Occasional diversion
. A male visitor to Sentinel Gate, where Glenna's challenge was to hustle the stranger into bed before he left the planet. Apparently it didn't matter what he looked like, or how badly he behaved, provided that he was an off-worlder.

Nenda knew all this. Glenna had once explained it to him, and anyway, he could be thought of as a beneficiary of her policy.

He nodded. He didn't resent the proposal that she should not go with him to Miranda. A woman with real nerve was something to be admired.

He thought of asking, "We'll wait for each other, won't we?" then changed his mind. There were some things so stupid, you ought not even to think them. Instead he said, "That's it, then. Sentinel Gate for you, and the two of us will have a good time on the way. An' after that, At and me will see what Miranda has to offer."

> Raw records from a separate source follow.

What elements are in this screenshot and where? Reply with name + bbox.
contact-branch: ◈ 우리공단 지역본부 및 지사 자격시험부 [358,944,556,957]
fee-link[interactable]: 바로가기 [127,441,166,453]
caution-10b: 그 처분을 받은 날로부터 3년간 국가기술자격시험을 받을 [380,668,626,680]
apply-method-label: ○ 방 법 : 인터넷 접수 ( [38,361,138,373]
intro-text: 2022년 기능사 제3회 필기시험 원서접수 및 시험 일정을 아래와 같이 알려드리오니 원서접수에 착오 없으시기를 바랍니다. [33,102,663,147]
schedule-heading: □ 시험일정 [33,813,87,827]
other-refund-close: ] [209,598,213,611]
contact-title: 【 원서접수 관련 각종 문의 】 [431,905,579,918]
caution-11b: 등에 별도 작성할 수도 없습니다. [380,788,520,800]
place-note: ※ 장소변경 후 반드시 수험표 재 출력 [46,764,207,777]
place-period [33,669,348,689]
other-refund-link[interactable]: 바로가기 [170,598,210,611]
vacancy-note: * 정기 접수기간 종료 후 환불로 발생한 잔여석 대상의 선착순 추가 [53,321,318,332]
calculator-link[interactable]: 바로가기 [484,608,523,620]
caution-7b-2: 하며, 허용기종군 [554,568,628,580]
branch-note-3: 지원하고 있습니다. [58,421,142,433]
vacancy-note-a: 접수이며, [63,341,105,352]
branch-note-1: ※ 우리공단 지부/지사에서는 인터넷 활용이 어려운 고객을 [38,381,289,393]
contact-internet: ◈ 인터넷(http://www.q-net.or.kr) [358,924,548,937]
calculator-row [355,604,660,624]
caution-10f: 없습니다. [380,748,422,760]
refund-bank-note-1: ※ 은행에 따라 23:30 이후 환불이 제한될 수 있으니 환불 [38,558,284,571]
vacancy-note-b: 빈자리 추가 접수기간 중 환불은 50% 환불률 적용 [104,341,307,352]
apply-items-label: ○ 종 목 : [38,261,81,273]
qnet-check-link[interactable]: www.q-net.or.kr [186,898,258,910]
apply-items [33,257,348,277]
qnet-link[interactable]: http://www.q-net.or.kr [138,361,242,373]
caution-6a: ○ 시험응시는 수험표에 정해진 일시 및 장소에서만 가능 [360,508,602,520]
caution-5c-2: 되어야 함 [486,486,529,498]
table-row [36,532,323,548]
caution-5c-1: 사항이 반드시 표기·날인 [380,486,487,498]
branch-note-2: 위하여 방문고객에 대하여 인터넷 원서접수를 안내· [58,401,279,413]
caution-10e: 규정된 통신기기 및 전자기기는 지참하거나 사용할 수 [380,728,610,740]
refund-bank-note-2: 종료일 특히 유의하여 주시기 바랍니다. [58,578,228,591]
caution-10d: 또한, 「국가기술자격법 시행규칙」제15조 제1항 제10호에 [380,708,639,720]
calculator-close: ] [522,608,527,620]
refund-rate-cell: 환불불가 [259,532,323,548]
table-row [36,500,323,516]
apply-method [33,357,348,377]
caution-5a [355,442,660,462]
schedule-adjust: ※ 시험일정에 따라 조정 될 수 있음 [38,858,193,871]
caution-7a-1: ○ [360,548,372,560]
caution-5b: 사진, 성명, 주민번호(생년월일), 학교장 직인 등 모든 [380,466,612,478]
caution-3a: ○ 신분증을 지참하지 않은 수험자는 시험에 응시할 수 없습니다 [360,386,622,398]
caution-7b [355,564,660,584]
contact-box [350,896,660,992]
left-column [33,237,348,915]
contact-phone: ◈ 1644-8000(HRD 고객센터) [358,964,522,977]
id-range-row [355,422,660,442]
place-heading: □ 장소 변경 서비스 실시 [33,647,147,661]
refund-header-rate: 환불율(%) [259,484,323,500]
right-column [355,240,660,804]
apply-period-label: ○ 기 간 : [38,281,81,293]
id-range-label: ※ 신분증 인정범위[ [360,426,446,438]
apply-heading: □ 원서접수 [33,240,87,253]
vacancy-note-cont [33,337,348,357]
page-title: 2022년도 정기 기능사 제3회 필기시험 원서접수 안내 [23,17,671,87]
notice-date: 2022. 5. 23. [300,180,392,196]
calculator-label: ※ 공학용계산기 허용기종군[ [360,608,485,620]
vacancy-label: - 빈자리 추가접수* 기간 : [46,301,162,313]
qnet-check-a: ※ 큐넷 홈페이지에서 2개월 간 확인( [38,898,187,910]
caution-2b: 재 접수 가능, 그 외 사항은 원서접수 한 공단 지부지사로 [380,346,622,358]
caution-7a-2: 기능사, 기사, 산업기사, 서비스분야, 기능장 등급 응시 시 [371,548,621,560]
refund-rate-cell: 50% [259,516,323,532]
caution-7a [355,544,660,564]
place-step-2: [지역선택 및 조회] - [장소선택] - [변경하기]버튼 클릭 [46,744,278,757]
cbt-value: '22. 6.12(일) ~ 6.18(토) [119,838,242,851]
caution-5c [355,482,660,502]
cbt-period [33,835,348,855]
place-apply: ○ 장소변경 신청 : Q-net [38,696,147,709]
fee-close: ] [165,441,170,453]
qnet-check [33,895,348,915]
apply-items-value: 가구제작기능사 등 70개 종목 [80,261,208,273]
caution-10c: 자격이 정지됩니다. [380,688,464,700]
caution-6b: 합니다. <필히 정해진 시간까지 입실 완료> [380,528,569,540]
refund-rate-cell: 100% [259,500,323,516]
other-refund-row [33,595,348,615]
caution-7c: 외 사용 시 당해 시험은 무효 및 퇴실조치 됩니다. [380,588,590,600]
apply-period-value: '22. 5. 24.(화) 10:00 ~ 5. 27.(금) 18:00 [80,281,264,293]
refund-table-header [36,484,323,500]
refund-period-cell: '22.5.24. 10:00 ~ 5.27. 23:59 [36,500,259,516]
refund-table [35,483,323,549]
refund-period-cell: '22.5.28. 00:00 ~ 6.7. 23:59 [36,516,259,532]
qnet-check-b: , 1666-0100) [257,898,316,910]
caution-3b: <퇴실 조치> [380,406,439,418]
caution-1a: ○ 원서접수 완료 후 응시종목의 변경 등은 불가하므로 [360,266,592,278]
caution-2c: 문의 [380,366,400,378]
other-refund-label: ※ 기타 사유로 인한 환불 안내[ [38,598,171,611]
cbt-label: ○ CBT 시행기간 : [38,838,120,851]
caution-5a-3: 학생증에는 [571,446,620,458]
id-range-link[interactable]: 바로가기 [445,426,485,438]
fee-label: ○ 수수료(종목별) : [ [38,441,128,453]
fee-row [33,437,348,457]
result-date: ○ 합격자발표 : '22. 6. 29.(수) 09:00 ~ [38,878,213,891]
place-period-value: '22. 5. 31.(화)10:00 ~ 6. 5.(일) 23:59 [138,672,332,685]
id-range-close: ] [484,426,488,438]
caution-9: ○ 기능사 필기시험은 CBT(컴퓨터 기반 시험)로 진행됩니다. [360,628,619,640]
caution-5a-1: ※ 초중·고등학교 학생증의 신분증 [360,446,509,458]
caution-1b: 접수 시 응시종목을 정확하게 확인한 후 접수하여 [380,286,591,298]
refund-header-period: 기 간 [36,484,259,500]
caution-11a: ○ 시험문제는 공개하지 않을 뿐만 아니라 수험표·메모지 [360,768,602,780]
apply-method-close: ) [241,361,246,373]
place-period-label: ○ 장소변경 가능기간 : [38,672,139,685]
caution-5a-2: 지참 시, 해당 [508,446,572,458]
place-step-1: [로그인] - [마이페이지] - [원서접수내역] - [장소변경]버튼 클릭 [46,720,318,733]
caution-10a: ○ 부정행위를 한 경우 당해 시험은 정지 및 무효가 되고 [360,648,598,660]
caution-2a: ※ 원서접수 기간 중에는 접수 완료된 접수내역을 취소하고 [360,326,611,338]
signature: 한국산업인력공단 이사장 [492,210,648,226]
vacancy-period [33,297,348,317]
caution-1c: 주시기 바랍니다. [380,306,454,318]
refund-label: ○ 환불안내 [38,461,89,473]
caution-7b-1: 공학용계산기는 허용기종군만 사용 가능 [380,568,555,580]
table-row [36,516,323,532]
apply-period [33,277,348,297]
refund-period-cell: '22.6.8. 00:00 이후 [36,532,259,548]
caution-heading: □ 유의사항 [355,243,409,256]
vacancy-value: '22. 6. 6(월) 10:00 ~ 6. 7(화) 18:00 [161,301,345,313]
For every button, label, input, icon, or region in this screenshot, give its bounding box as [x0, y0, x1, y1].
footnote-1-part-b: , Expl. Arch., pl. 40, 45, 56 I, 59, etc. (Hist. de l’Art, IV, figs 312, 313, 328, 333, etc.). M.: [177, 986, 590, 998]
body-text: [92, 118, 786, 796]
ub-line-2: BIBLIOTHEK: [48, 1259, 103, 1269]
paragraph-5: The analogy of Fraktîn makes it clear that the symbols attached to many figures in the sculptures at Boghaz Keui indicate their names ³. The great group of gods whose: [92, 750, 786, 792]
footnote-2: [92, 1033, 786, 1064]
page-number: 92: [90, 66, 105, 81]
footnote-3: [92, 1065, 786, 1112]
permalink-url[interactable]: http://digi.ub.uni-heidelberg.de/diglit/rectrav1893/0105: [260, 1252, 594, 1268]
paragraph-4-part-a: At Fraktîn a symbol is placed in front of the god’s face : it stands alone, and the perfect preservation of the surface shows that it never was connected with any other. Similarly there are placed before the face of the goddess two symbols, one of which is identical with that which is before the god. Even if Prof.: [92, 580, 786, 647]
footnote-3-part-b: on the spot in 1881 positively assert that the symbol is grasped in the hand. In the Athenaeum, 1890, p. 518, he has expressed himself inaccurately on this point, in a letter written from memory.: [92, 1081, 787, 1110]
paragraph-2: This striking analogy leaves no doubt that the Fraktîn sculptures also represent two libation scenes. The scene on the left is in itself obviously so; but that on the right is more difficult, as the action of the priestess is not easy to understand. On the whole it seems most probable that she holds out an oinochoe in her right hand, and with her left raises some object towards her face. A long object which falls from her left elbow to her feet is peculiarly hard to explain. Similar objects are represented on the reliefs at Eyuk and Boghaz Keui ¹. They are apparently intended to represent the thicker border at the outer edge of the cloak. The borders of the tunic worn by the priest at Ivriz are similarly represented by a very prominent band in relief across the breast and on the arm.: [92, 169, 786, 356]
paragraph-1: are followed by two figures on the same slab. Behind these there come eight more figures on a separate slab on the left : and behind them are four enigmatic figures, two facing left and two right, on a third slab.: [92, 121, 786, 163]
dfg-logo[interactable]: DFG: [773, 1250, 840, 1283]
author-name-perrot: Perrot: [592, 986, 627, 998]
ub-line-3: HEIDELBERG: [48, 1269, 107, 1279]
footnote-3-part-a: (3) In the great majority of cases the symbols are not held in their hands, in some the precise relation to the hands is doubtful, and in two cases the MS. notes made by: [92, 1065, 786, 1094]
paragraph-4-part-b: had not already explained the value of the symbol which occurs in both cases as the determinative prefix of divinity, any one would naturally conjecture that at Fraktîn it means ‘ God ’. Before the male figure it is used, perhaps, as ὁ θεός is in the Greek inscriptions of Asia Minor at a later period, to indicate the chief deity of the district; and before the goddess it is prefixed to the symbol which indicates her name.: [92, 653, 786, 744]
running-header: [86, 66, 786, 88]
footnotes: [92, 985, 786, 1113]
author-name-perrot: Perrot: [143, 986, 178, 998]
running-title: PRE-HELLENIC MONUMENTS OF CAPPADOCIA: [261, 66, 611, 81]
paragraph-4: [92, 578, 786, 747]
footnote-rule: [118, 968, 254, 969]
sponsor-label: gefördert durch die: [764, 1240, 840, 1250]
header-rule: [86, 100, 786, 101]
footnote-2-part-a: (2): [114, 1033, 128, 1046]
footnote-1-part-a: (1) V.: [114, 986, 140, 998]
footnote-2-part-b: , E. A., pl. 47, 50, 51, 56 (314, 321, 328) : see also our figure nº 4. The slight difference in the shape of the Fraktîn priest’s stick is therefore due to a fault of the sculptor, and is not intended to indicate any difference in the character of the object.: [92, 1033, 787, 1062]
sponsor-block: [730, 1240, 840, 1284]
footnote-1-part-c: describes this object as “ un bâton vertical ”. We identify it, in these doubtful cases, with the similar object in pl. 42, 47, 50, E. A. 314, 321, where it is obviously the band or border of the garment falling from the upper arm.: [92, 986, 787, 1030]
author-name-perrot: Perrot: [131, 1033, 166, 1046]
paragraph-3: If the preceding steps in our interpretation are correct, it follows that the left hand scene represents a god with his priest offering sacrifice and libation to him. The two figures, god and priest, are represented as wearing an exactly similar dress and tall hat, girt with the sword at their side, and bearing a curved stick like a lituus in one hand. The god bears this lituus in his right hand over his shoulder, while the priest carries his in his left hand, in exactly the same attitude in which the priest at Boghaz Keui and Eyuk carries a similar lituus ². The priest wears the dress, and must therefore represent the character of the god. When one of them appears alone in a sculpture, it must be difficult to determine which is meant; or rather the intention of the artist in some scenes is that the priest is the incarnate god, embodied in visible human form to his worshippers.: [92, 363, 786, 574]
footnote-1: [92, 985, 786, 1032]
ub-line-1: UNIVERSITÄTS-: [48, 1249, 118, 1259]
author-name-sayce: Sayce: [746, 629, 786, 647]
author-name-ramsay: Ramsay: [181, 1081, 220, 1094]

"Maybe fame and fortune, Louis. When I was growing up, my house-uncle always told me that every trouble could be thought of as an opportunity."

An opportunity, in Nenda's experience, to find even more trouble. But negative thinking never got you far.

He slipped his arm through Glenna's and they stood up together. Miranda was well-known as one of the richest worlds in the spiral arm. Maybe he and Atvar H'sial would find a chance to skim a little off the top.

 

CHAPTER THREE
Miranda and Miranda Port.

As always, travel through the Bose Network induced a faint sense of hallucination. There was something unnatural about an instantaneous jump of a hundred or a thousand lightyears, and even the best human brain apparently needed a few seconds to orient itself to its body's new circumstances.